Ce procédé pose d'énormes problématiques institutionnelles qui ont été soulevées par la conseillère d'Etat Carole-Anne Kast: des problématiques de confiance à l'égard de l'administration, des problématiques de confiance à l'égard du Conseil d'Etat, surtout quand il s'agit d'un projet de loi - c'est encore plus grave et c'est ce qui s'est passé hier - et que la magistrate ne bénéficie même pas du soutien de son propre groupe pour le renvoyer en commission, des problématiques de confiance et de respect à l'égard du gouvernement, donc.
Concernant la deuxième dérive, je m'adresse à M. Romain de Sainte Marie - vous transmettrez, Madame la présidente - qui occupe le groupe MCG en ce moment: quand on dépose une question écrite urgente - en l'occurrence, c'était le 11 février -, on devrait peut-être, avant de lancer immédiatement un autre texte, attendre la réponse du Conseil d'Etat, entendre d'abord ce qu'a à nous dire l'administration, ne serait-ce que par respect pour elle - M. de Sainte Marie pourrait aussi, par respect, m'écouter quand je m'exprime. (Rires.) Présenter une proposition de résolution deux semaines après une question écrite urgente, sans même attendre la réponse pourtant rapide que doit y apporter le Conseil d'Etat, c'est tout simplement scandaleux.
Si le député de Sainte Marie avait patienté jusqu'à la réponse du Conseil d'Etat, il aurait appris - il aurait peut-être compris, puisqu'il a indiqué tout à l'heure peiner à comprendre - que l'établissement Lullin fait l'objet d'un travail de réforme depuis 2023, qu'une véritable analyse a été réalisée menant à la conclusion qu'il valait mieux répartir les équipes pluriprofessionnelles au sein d'une série d'établissements, qu'il convenait d'éviter la concentration des compétences et qu'il était question à Lullin de 25 élèves seulement alors que l'objectif du DIP est d'offrir un soutien au plus grand nombre d'élèves en situation de vulnérabilité en améliorant la répartition des ressources au sein du département de l'instruction publique.

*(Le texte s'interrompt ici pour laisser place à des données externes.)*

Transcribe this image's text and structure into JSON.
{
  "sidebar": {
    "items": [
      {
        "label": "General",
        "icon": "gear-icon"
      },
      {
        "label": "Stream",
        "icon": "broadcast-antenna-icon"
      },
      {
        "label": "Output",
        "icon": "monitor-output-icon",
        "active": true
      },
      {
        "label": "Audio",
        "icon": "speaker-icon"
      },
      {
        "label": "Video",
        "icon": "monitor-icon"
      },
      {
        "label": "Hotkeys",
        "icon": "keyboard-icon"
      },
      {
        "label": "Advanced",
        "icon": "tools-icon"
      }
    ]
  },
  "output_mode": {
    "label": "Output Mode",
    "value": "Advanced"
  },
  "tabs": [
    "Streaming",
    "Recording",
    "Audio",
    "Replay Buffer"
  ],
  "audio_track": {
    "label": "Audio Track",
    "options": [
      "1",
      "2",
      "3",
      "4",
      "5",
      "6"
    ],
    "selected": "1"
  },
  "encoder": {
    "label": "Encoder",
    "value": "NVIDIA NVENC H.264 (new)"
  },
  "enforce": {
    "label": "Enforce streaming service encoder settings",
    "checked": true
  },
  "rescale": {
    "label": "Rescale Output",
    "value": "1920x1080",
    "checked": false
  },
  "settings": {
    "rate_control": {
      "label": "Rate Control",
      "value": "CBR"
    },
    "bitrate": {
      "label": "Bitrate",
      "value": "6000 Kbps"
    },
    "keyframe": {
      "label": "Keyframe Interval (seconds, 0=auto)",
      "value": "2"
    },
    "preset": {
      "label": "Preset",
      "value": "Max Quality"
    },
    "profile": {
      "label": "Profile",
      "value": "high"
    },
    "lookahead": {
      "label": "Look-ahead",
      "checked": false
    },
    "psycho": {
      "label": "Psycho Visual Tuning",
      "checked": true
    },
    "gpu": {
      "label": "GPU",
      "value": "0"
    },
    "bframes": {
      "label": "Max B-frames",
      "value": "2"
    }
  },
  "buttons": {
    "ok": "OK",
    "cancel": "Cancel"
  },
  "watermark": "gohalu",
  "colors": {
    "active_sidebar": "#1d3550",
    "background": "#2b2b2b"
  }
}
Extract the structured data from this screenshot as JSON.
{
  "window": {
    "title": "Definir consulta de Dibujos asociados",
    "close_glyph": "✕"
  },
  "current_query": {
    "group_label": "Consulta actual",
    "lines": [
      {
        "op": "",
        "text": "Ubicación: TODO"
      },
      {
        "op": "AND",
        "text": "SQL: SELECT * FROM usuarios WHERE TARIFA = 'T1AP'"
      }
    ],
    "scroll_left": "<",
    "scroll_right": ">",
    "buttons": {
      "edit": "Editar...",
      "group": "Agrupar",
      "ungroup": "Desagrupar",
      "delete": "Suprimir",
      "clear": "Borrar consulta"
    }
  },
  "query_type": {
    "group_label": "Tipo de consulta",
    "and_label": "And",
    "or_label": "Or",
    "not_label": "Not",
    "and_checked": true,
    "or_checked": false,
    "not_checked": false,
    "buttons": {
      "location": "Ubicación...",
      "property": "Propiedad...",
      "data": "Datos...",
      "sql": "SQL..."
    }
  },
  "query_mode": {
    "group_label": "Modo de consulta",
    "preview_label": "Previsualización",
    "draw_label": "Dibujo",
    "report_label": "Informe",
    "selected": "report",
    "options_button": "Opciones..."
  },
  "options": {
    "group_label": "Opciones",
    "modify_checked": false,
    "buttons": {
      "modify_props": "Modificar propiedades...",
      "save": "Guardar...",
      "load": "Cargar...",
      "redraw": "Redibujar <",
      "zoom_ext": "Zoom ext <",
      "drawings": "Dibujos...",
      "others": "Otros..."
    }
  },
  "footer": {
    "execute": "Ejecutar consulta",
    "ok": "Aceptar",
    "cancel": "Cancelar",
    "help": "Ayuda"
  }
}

C'est ce que vous pourrez apprendre également, Mesdames et Messieurs les députés, si vous acceptez la demande de renvoi en commission de ce texte que je formule ici. Je vous remercie, Madame la présidente.
Mme Céline Bartolomucci (Ve). Mesdames et Messieurs les députés, depuis sa création en 2014, l'établissement Lullin occupe une place spécifique dans l'architecture du secondaire II. Comme cela a été indiqué, il ne s'agit pas d'un dispositif généraliste, mais d'un outil ciblé destiné à des jeunes engagés dans une formation et qui traversent une situation de crise ponctuelle rendant momentanément impossible la poursuite de leur scolarité dans le cadre ordinaire.
Sa fonction est claire: offrir un accompagnement temporaire, individualisé, pluridisciplinaire permettant une stabilisation et un retour rapides dans le parcours de formation initial. Ce positionnement distingue précisément une telle structure des autres dispositifs, notamment de la formation préqualifiante.
En effet, la formation préqualifiante vise des jeunes en amont d'une insertion en formation qualifiante, souvent mineurs, avec des besoins d'acquisition de prérequis ou d'orientation. Lullin, en revanche, s'adresse à des élèves majeurs, déjà engagés dans un cursus et qui ont besoin d'être soutenus pour éviter une rupture de parcours. Ces deux missions ne sont ni interchangeables ni substituables, mais bien complémentaires.
Dès lors, le redéploiement des ressources de l'établissement Lullin vers le préqualifiant ne constitue absolument pas une prestation équivalente, car il implique un transfert de moyens d'un public à un autre dont les besoins sont totalement différents.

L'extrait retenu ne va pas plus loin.